The leverage offered in the forex market is one of the highest that is offered to individual investors in the financial markets.  Leverage can be seen as a loan that your forex broker provides for you to trade with.

Levels of Forex Leverage

The ratio of leverage can start from as little as 20:1 and go as high as 400:1.  This means that your forex broker will allow you the option to trade up to 400 times the value of the actual amount you wish to trade.  Levels of leverage vary from one broker to the next and are dependent upon the size of the lots you intend trading.  Standard lots consist of 100,000 units of currency.  For trades of this size, your broker may allow you leverage of around 50: or 100:1.  The higher levels of leverage are normally offered for positions of $50,000 or less.

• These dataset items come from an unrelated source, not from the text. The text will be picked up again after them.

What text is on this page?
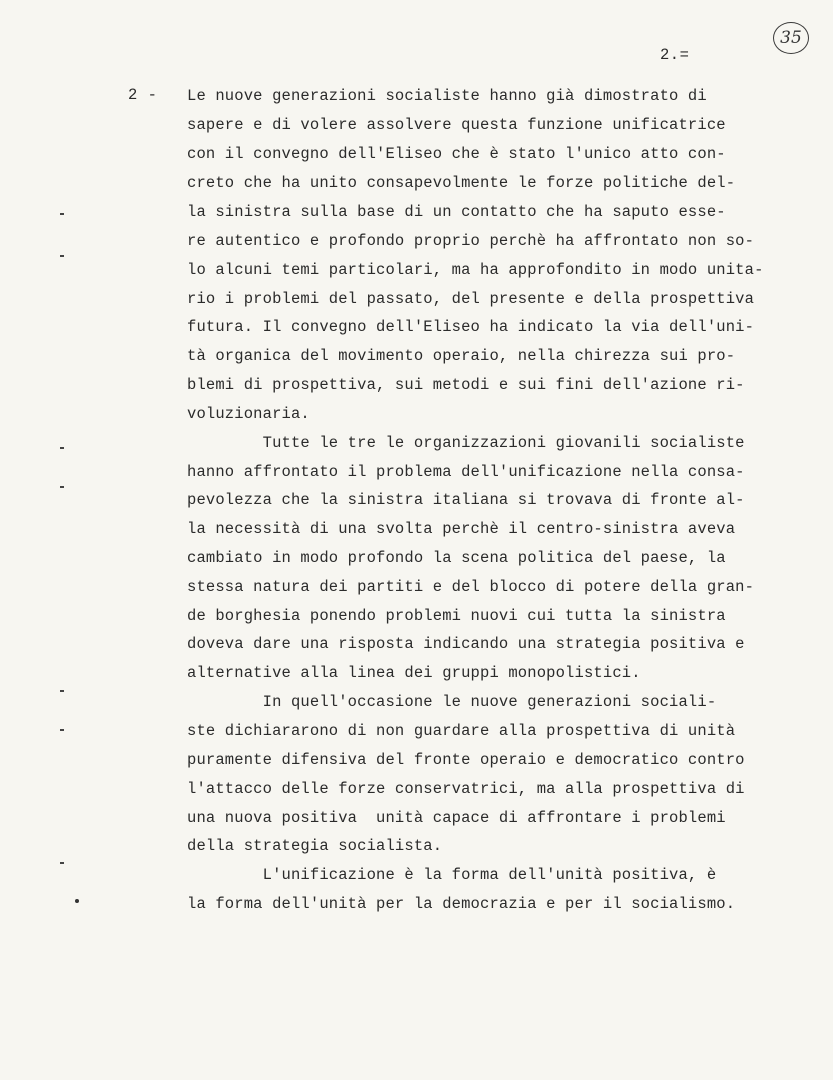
35
2.=
2 - Le nuove generazioni socialiste hanno già dimostrato di
sapere e di volere assolvere questa funzione unificatrice
con il convegno dell'Eliseo che è stato l'unico atto con-
creto che ha unito consapevolmente le forze politiche del-
la sinistra sulla base di un contatto che ha saputo esse-
re autentico e profondo proprio perchè ha affrontato non so-
lo alcuni temi particolari, ma ha approfondito in modo unita-
rio i problemi del passato, del presente e della prospettiva
futura. Il convegno dell'Eliseo ha indicato la via dell'uni-
tà organica del movimento operaio, nella chirezza sui pro-
blemi di prospettiva, sui metodi e sui fini dell'azione ri-
voluzionaria.
Tutte le tre le organizzazioni giovanili socialiste
hanno affrontato il problema dell'unificazione nella consa-
pevolezza che la sinistra italiana si trovava di fronte al-
la necessità di una svolta perchè il centro-sinistra aveva
cambiato in modo profondo la scena politica del paese, la
stessa natura dei partiti e del blocco di potere della gran-
de borghesia ponendo problemi nuovi cui tutta la sinistra
doveva dare una risposta indicando una strategia positiva e
alternative alla linea dei gruppi monopolistici.
In quell'occasione le nuove generazioni sociali-
ste dichiararono di non guardare alla prospettiva di unità
puramente difensiva del fronte operaio e democratico contro
l'attacco delle forze conservatrici, ma alla prospettiva di
una nuova positiva  unità capace di affrontare i problemi
della strategia socialista.
L'unificazione è la forma dell'unità positiva, è
la forma dell'unità per la democrazia e per il socialismo.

To take a trade of $100,000 with a 1% margin, you will have to make a deposit of $1,000 into your margin account.  The leverage that is provided on this type of trade is 100:1.  Although this may seem quite daunting and leverage of 100:1 may appear to be risky.  When you calculate that the changes in currency values could be as low as 1% per day, it does not appear to be that great a risk.

Before you go ahead and jump onto the leverage bandwagon, you must bear in mind that leverage gives you the opportunity to make huge profits, but it can also be your demise.  If the currency pair you are trading turns and starts moving against you, the amount of leverage will simply make your losses even bigger.  To try and avoid this type of loss, many experienced traders adopt a strict style of trading by using limit and stop orders.

The Good and the Bad Sides of Forex Trading

Factors such as the volume, volatility and the global structure of the forex market have attributed to its rapid growth and success.  The high level of liquidity allows investors to place very large trades without any real effect on an exchange rate.  The large positions that can be traded are made possible by the low margins set by most of the forex brokers.  The high amount of leverage that is offered by forex brokers is an added attraction to the market.

Another attraction to the market and one of the good points is the trading hours of the market.  The forex market trades 24 hours per day with a high level of liquidity throughout this time.  Traders who have a day job or who are simply too busy to trade on a full-time basis have the opportunity to trade at any time.  It is not necessary to wait for the market to open and rush your trades before it is due to close.

Although this is an exciting market for traders, it is a riskier market than stock trading.  The very high leverage ratios offered means that the huge gains that are possible may turn into huge losses if the market moves against you.  This is an important factor to bear in mind because the number of traders and the large amounts of monetary movement in this market causes traders to react extremely quickly as soon as new information has been released into the market.  This can cause fast moves in the currency prices.